Although I have no information about the appearances of the photographic studios used by my relatives in 19th century KWT, seeing the museum helped to give me an inkling of how their workplaces must have been. In the case of Julia Margaret Cameron, the places where she created images in her home, Dimbola, were far more makeshift from what I can gather.

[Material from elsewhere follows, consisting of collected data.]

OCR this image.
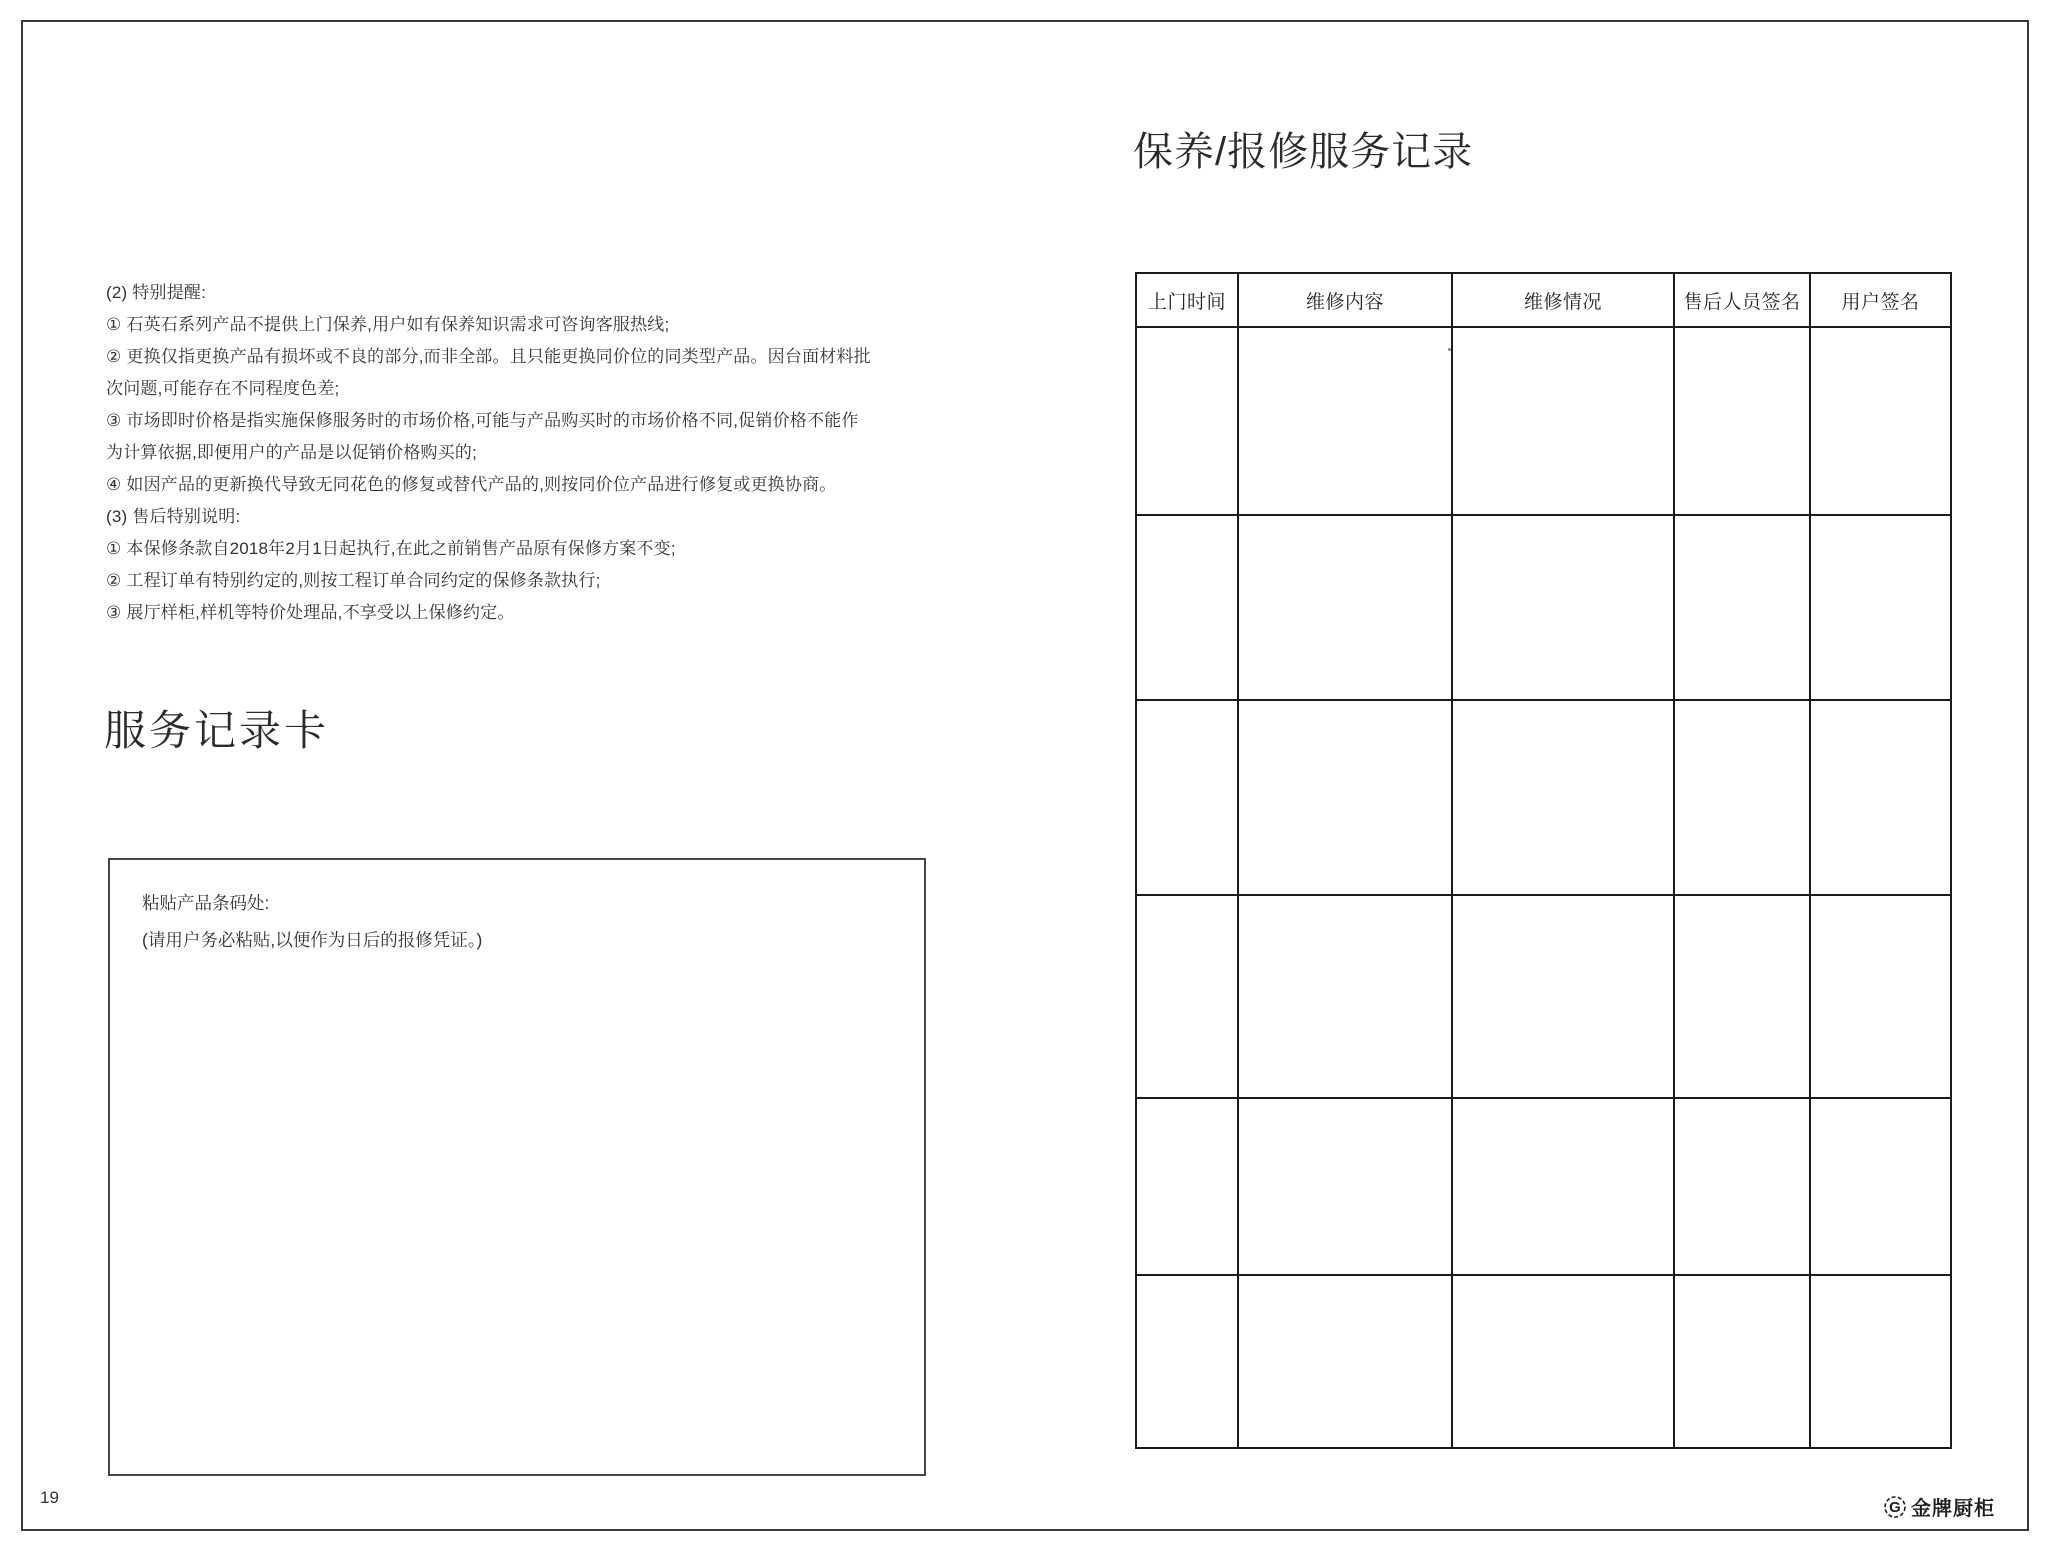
(2) 特别提醒:
① 石英石系列产品不提供上门保养,用户如有保养知识需求可咨询客服热线;
② 更换仅指更换产品有损坏或不良的部分,而非全部。且只能更换同价位的同类型产品。因台面材料批
次问题,可能存在不同程度色差;
③ 市场即时价格是指实施保修服务时的市场价格,可能与产品购买时的市场价格不同,促销价格不能作
为计算依据,即便用户的产品是以促销价格购买的;
④ 如因产品的更新换代导致无同花色的修复或替代产品的,则按同价位产品进行修复或更换协商。
(3) 售后特别说明:
① 本保修条款自2018年2月1日起执行,在此之前销售产品原有保修方案不变;
② 工程订单有特别约定的,则按工程订单合同约定的保修条款执行;
③ 展厅样柜,样机等特价处理品,不享受以上保修约定。
服务记录卡
粘贴产品条码处:
(请用户务必粘贴,以便作为日后的报修凭证。)
19
保养/报修服务记录
上门时间	维修内容	维修情况	售后人员签名	用户签名

G 金牌厨柜
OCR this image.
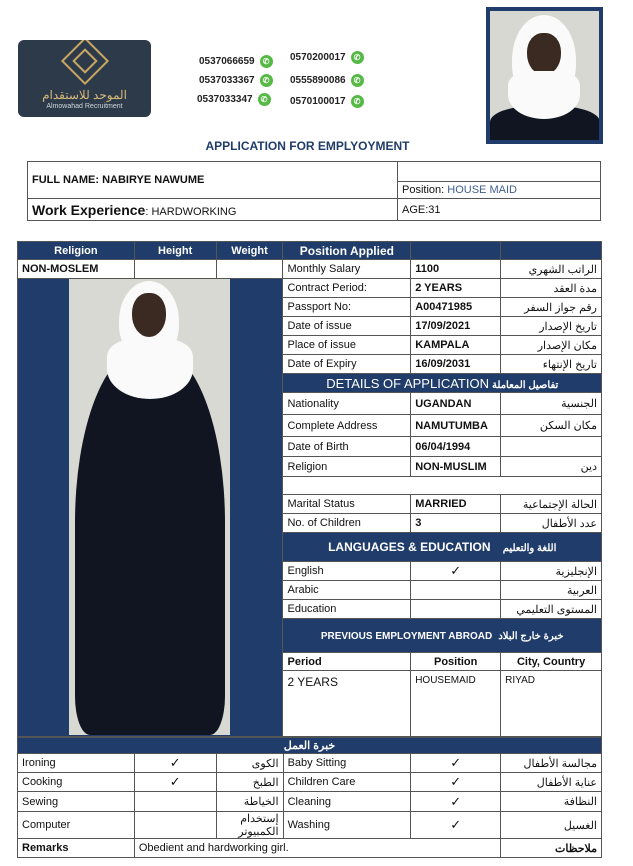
الموحد للاستقدام
Almowahad Recruitment
0537066659	✆
0537033367	✆
0537033347	✆
0570200017	✆
0555890086	✆
0570100017	✆
APPLICATION FOR EMPLYOYMENT
FULL NAME: NABIRYE NAWUME	
	Position: HOUSE MAID
Work Experience: HARDWORKING	AGE:31
Religion	Height	Weight	Position Applied		
NON-MOSLEM			Monthly Salary	1100	الراتب الشهري

			Contract Period:	2 YEARS	مدة العقد
			Passport No:	A00471985	رقم جواز السفر
			Date of issue	17/09/2021	تاريخ الإصدار
			Place of issue	KAMPALA	مكان الإصدار
			Date of Expiry	16/09/2031	تاريخ الإنتهاء
			DETAILS OF APPLICATION تفاصيل المعاملة		
			Nationality	UGANDAN	الجنسية
			Complete Address	NAMUTUMBA	مكان السكن
			Date of Birth	06/04/1994	
			Religion	NON-MUSLIM	دين

			Marital Status	MARRIED	الحالة الإجتماعية
			No. of Children	3	عدد الأطفال
			LANGUAGES & EDUCATION اللغة والتعليم		
			English	✓	الإنجليزية
			Arabic		العربية
			Education		المستوى التعليمي
			PREVIOUS EMPLOYMENT ABROAD خبرة خارج البلاد		
			Period	Position	City, Country
			2 YEARS	HOUSEMAID	RIYAD
خبرة العمل					
Ironing	✓	الكوى	Baby Sitting	✓	مجالسة الأطفال
Cooking	✓	الطبخ	Children Care	✓	عناية الأطفال
Sewing		الخياطة	Cleaning	✓	النظافة
Computer		إستخدام الكمبيوتر	Washing	✓	الغسيل
Remarks	Obedient and hardworking girl.				ملاحظات
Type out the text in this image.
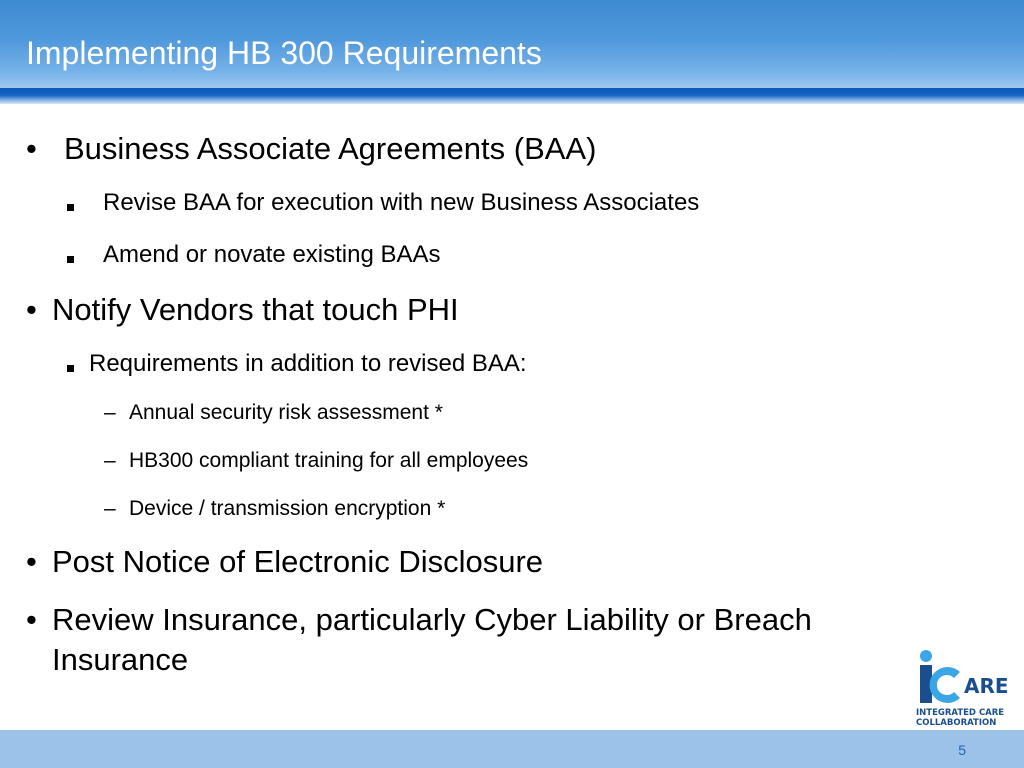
Implementing HB 300 Requirements
• Business Associate Agreements (BAA)
Revise BAA for execution with new Business Associates
Amend or novate existing BAAs
• Notify Vendors that touch PHI
Requirements in addition to revised BAA:
– Annual security risk assessment *
– HB300 compliant training for all employees
– Device / transmission encryption *
• Post Notice of Electronic Disclosure
• Review Insurance, particularly Cyber Liability or Breach
Insurance
ARE
INTEGRATED CARE
COLLABORATION
5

Except for Julia Margaret Cameron, all the photographers I have mentioned, and many others working in the nineteenth century, aimed to create visually accurate images of their subjects. Often crystal clear, these pictures are fascinating but usually lifeless. What made Julia Cameron’s photography both unusual and full of life was her experimentation with focussing and processing. She used the camera not as equipment for capturing real life accurately on film but as a tool for creating works of art, in the same way as a painter uses the brush and the sculptor uses chisels. By doing this, she was far in advance of her time; experimentation with photography as a creative art form really only took off in the 20th century. The portraits and other composition that she created on film successfully captured not only their external appearance but also her astute interpretations of her subjects’ personalities.